Berlarut-larut dalam mitigasi menyebabkan belasan nyawa hilang, puluhan lainnya luka-luka, dan ratusan jiwa mengungsi akibat kebakaran Depo Pertamina di Plumpang, Koja, Jakarta Utara.
Oleh
FRANSISKUS WISNU WARDHANA DANY
·7 menit baca
KOMPAS/AGUS SUSANTO
Foto udara hunian warga yang terbakar akibat kebakaran Terminal Integrated Bahan Bakar Minyak (BBM) Depo Pertamina Plumpang di Jalan Tanah Merah Bawah, Kelurahan Rawabadak Selatan, Kecamatan Koja, Jakarta Utara, Sabtu (4/3/2023). Sebanyak 17 orang meninggal dan sedikitnya 50 orang terluka dalam peristiwa yang terjadi pada Jumat (3/3/2023) pukul 20.15 WIB tersebut.
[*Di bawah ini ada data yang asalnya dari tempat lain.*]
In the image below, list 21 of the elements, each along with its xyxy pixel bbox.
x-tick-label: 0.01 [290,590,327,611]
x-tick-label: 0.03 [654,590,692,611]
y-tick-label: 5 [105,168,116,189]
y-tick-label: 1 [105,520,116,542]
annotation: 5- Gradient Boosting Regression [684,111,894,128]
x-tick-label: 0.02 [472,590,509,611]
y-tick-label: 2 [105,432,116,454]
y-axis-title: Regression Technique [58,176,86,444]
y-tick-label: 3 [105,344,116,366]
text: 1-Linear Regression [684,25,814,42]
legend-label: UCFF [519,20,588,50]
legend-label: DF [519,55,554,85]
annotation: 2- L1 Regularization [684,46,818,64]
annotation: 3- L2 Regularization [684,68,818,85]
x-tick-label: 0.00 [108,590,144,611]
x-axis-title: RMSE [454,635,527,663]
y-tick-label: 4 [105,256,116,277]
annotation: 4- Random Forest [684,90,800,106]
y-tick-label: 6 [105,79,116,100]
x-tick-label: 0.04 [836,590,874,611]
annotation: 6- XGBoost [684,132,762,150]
Dua RW yang paling terdampak kebakaran ini adalah RW 009 dan RW 001.
Tangki premium nomor 24 yang berisi 5.000 kiloliter bahan bakar minyak terbakar di Depo Pertamina Plumpang, Jakarta Utara, Minggu (18/1/2009) pukul 20.30. Kebakaran diawali tiga kali ledakan keras dan menimbulkan getaran kuat hingga membuat warga Plumpang, Kelapa Gading Barat, Rawa Badak Selatan, Tugu Selatan, dan Tanah Merah berhamburan ke luar rumah.
Sebagian warga Rawa Badak Selatan diungsikan ke kolong jalan tol dalam kota Wiyoto Wiyono karena khawatir kebakaran merambat ke perumahan. Jalan Yos Sudarso, Jalan Plumpang, dan pintu keluar Tol Plumpang ditutup. Kendaraan diarahkan untuk keluar di Pintu Tol Ancol (Kompas, 19/1/2009).
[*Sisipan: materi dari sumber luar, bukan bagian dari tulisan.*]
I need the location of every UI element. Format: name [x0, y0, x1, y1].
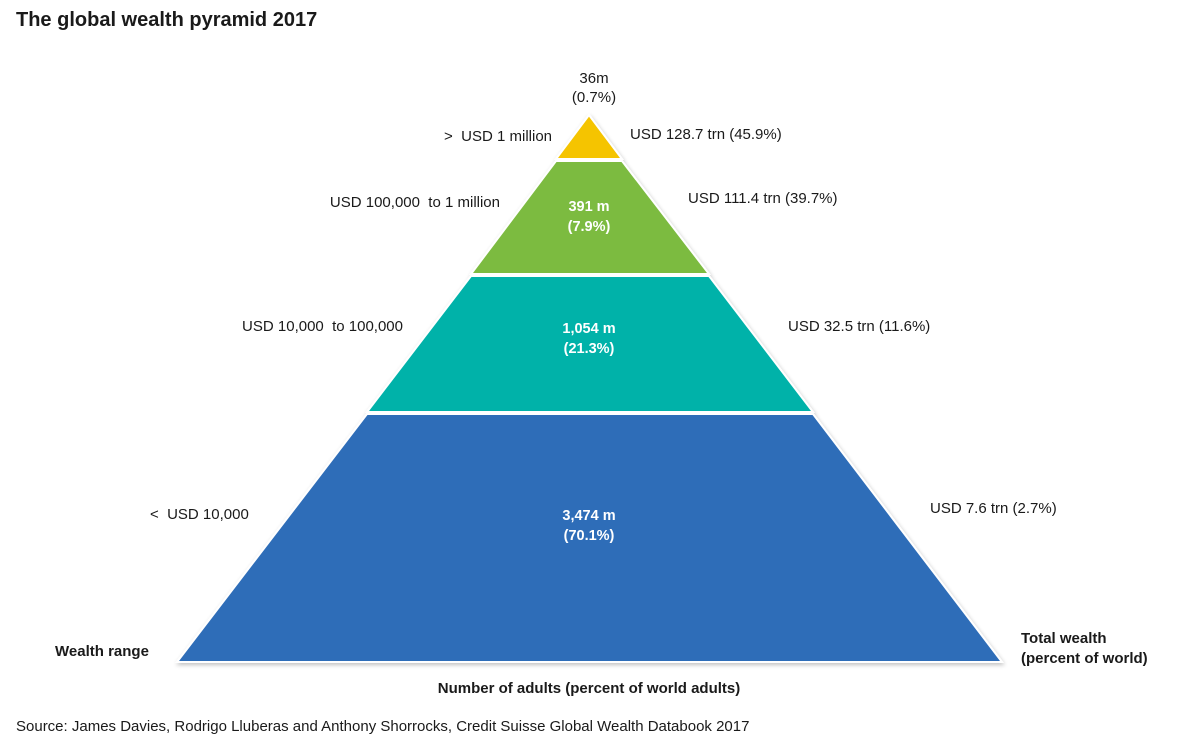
- tier-middle-adults-pct: (21.3%): [564, 341, 615, 357]
- right-axis-label-line2: (percent of world): [1021, 650, 1148, 667]
- tier-top-wealth-range: > USD 1 million: [444, 128, 552, 145]
- source-note: Source: James Davies, Rodrigo Lluberas a…: [16, 718, 750, 735]
- tier-base-wealth-range: < USD 10,000: [150, 506, 249, 523]
- tier-base-total-wealth: USD 7.6 trn (2.7%): [930, 500, 1057, 517]
- tier-middle-wealth-range: USD 10,000 to 100,000: [242, 318, 403, 335]
- tier-upper-middle-adults: 391 m: [568, 199, 609, 215]
- left-axis-label: Wealth range: [55, 643, 149, 660]
- tier-top-segment: [554, 113, 624, 160]
- tier-top-adults: 36m: [579, 70, 608, 87]
- tier-upper-middle-wealth-range: USD 100,000 to 1 million: [330, 194, 500, 211]
- tier-middle-total-wealth: USD 32.5 trn (11.6%): [788, 318, 930, 335]
- x-axis-label: Number of adults (percent of world adult…: [438, 680, 741, 697]
- tier-top-adults-pct: (0.7%): [572, 89, 616, 106]
- tier-base-adults: 3,474 m: [562, 508, 615, 524]
- tier-top-total-wealth: USD 128.7 trn (45.9%): [630, 126, 782, 143]
- tier-upper-middle-segment: [468, 160, 712, 275]
- tier-base-adults-pct: (70.1%): [564, 528, 615, 544]
- tier-middle-segment: [364, 275, 816, 413]
- chart-title: The global wealth pyramid 2017: [16, 9, 318, 31]
- tier-upper-middle-adults-pct: (7.9%): [568, 219, 611, 235]
- tier-upper-middle-total-wealth: USD 111.4 trn (39.7%): [688, 190, 838, 207]
- right-axis-label-line1: Total wealth: [1021, 630, 1107, 647]
- tier-base-segment: [174, 413, 1005, 663]
- tier-middle-adults: 1,054 m: [562, 321, 615, 337]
Kebakaran itu menjadi peringatan berharga bagi seluruh warga akan bahaya yang bisa timbul dari instalasi strategis. Saat itu, Wakil Gubernur DKI Jakarta Prijanto menyebutkan, jarak aman yang ideal antara depo dan permukiman adalah 200 meter. Artinya permukiman yang berjarak sekitar 50 meter dari depo, didiami 7.400 keluarga pada kawasan seluas 89 hektar seharusnya dibiarkan kosong atau dijadikan ruang terbuka hijau.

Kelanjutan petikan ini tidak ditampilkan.